Musical and Linguistic Functions Closely Linked in the Developing Brain

By: Inas Essa

Countless attempts of investigating the developing brain have led researchers to new findings that manifest how elastic and capable it is, which in many cases lead to deeper and promising research to reap better results during childhood and the years that follow.

Previous research investigated how musical and linguistic brain functions are closely linked. Its results have shown that both of them adjust auditory perception and highlighted how a music-related hobby boosts language skill affects the processing of speech in the brain. Building on this, a new study from the University of Helsinki’s Faculty of Educational Sciences investigated the link between language acquisition and music processing in the developing brain. Its results demonstrate that not only music affects the linguistic processing in the brain, but the reverse also happens, as learning foreign languages can affect musical processing in children’s brains.

The results that have been published in the Cerebral Cortex journal indicate that when children participate in foreign language classes, their brains processed music better, particularly in facilitating and strengthening the processing of auditory signals.


Learning a Foreign Language and Music Processing

In the recent study, researchers investigated the link between language acquisition and music processing in the brain in Chinese elementary school pupils aged 8-11 years old. They monitored children who attended a music training program and a similar program for the English language, for one school year.

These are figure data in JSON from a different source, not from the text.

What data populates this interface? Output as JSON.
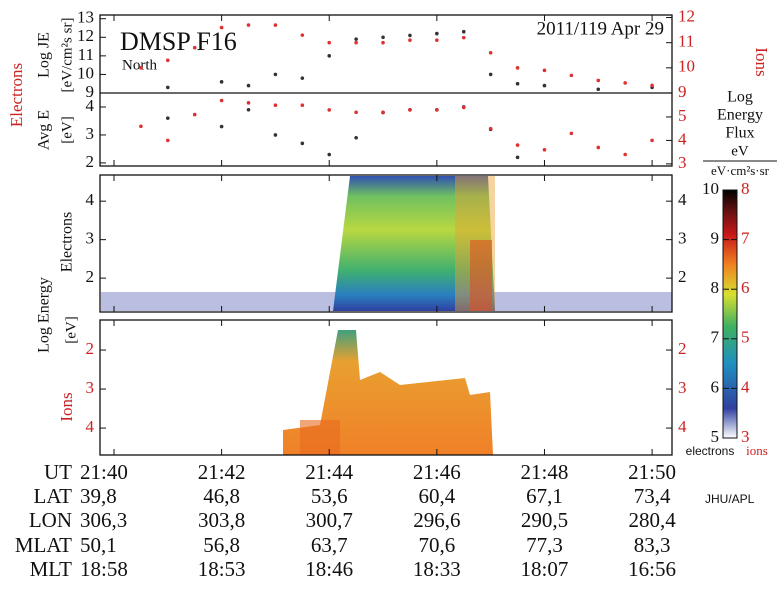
{
  "title": "DMSP F16",
  "hemisphere": "North",
  "date": "2011/119 Apr 29",
  "credit": "JHU/APL",
  "xlim": [
    -0.26,
    10.37
  ],
  "xticks": [
    {
      "value": 0,
      "label": "21:40"
    },
    {
      "value": 2,
      "label": "21:42"
    },
    {
      "value": 4,
      "label": "21:44"
    },
    {
      "value": 6,
      "label": "21:46"
    },
    {
      "value": 8,
      "label": "21:48"
    },
    {
      "value": 10,
      "label": "21:50"
    }
  ],
  "x": [
    0,
    0.5,
    1,
    1.5,
    2,
    2.5,
    3,
    3.5,
    4,
    4.5,
    5,
    5.5,
    6,
    6.5,
    7,
    7.5,
    8,
    8.5,
    9,
    9.5,
    10
  ],
  "flux_panel": {
    "y_label": "Log JE",
    "y_unit": "[eV/cm²s sr]",
    "ylim": [
      9,
      13.2
    ],
    "yticks": [
      9,
      10,
      11,
      12,
      13
    ],
    "y2lim": [
      9,
      12.1
    ],
    "y2ticks": [
      9,
      10,
      11,
      12
    ],
    "series": [
      {
        "name": "Electrons",
        "color": "#333333",
        "axis": "y",
        "values": [
          null,
          null,
          9.3,
          null,
          9.6,
          9.4,
          10.0,
          9.8,
          11.0,
          11.9,
          12.0,
          12.1,
          12.2,
          12.3,
          10.0,
          9.5,
          9.4,
          null,
          9.2,
          null,
          9.3
        ]
      },
      {
        "name": "Ions",
        "color": "#e03030",
        "axis": "y2",
        "values": [
          null,
          10.0,
          10.3,
          10.8,
          11.6,
          11.7,
          11.7,
          11.3,
          11.0,
          11.0,
          11.0,
          11.1,
          11.1,
          11.2,
          10.6,
          10.0,
          9.9,
          9.7,
          9.5,
          9.4,
          9.3
        ]
      }
    ]
  },
  "energy_panel": {
    "y_label": "Avg E",
    "y_unit": "[eV]",
    "ylim": [
      1.89,
      4.5
    ],
    "yticks": [
      2,
      3,
      4
    ],
    "y2lim": [
      2.91,
      6.02
    ],
    "y2ticks": [
      3,
      4,
      5
    ],
    "series": [
      {
        "name": "Electrons",
        "color": "#333333",
        "axis": "y",
        "values": [
          null,
          null,
          3.6,
          null,
          3.3,
          3.9,
          3.0,
          2.7,
          2.3,
          2.9,
          3.8,
          3.9,
          3.9,
          4.0,
          3.2,
          2.2,
          null,
          null,
          null,
          null,
          null
        ]
      },
      {
        "name": "Ions",
        "color": "#e03030",
        "axis": "y2",
        "values": [
          null,
          4.6,
          4.0,
          5.1,
          5.7,
          5.6,
          5.5,
          5.5,
          5.3,
          5.2,
          5.2,
          5.3,
          5.3,
          5.4,
          4.5,
          3.8,
          3.6,
          4.3,
          3.7,
          3.4,
          4.0
        ]
      }
    ]
  },
  "spectrogram_label": "Log Energy",
  "spectrogram_unit": "[eV]",
  "electron_spectrogram": {
    "y_label": "Electrons",
    "ylim": [
      1.12,
      4.68
    ],
    "yticks": [
      2,
      3,
      4
    ]
  },
  "ion_spectrogram": {
    "y_label": "Ions",
    "ylim": [
      1.23,
      4.69
    ],
    "yticks": [
      2,
      3,
      4
    ]
  },
  "colorbar": {
    "title": [
      "Log",
      "Energy",
      "Flux"
    ],
    "unit_top": "eV",
    "unit_bottom": "eV·cm²s·sr",
    "clim": [
      5,
      10
    ],
    "ticks": [
      5,
      6,
      7,
      8,
      9,
      10
    ],
    "c2lim": [
      3,
      8
    ],
    "c2ticks": [
      3,
      4,
      5,
      6,
      7,
      8
    ],
    "labels": [
      "electrons",
      "ions"
    ]
  },
  "footer": {
    "row_label": "UT",
    "rows": [
      [
        "LAT",
        "39,8",
        "46,8",
        "53,6",
        "60,4",
        "67,1",
        "73,4"
      ],
      [
        "LON",
        "306,3",
        "303,8",
        "300,7",
        "296,6",
        "290,5",
        "280,4"
      ],
      [
        "MLAT",
        "50,1",
        "56,8",
        "63,7",
        "70,6",
        "77,3",
        "83,3"
      ],
      [
        "MLT",
        "18:58",
        "18:53",
        "18:46",
        "18:33",
        "18:07",
        "16:56"
      ]
    ]
  }
}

Researchers measured brain responses associated with auditory processing in the children before and after the programs, then the research director, Mari Tervaniemi, compared the results to those of children who attended other training programs. She says: "The results demonstrated that both the music and the language program had an impact on the neural processing of auditory signals".

This study adds to the previous body of research that shows how language and music education have immensely positive effects on children and their overall academic progress. It demonstrates how a foreign language program is able to foster auditory and music neurocognition, in a way close to that achieved by a music program.


More Attention Is Needed

This research could be a trigger that calls for more attention to music and learning new languages. As parents always like to stress on the importance of learning subjects related to math and science, exposure to music and different languages is equally important. Also, this research boosts the need for schools to invest more in the arts to support the young brains’ development.